Final answer:
To calculate the minimum wall thickness for a spherical gas tank, the hoop stress formula is used and rearranged to solve for thickness. Assuming typical steel material properties and safety factors, the calculation gives a thickness greater than the options provided, indicating a potential error in the problem details or the provided options. Therefore, the correct option is D.
Step-by-step explanation:
To determine the minimum wall thickness required for a spherical gas tank to withstand a gauge pressure of 2 MPa, engineering principles related to stress analysis of thin-walled pressure vessels are applied.
The hoop stress (σ) for a spherical vessel is given by the formula:
σ = (P × r) / (2t)
where σ is the stress, P is the internal pressure, r is the radius of the sphere, and t is the wall thickness.
Let's rearrange the formula to solve for the wall thickness, t:
t = (P × r) / (2σ)
Considering a typical steel material with a tensile strength of around 400 MPa and a safety factor of 2, the allowable stress (σ) would be 200 MPa.

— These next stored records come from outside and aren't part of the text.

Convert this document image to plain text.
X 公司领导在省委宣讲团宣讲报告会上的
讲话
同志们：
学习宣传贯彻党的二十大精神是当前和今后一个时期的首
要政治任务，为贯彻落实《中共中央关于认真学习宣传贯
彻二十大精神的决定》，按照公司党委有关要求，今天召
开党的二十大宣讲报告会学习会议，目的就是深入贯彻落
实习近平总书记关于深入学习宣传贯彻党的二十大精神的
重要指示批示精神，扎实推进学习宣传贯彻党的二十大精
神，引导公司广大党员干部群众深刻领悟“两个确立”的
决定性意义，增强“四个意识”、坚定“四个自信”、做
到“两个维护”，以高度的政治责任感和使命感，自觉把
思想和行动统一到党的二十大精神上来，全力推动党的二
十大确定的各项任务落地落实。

Therefore, the minimum wall thickness (t) required:
t = (2 × 10^6 Pa × 4 m) / (2 × 200 × 10^6 Pa)
t = 0.01 m or 10 mm
Since 40 mm is not one of the options provided, we can assume there is some lack of detail in the problem statement (such as the material strength or safety factors) or an error in the options. However, the calculation process is correct for the given gauge pressure and diameter of the tank.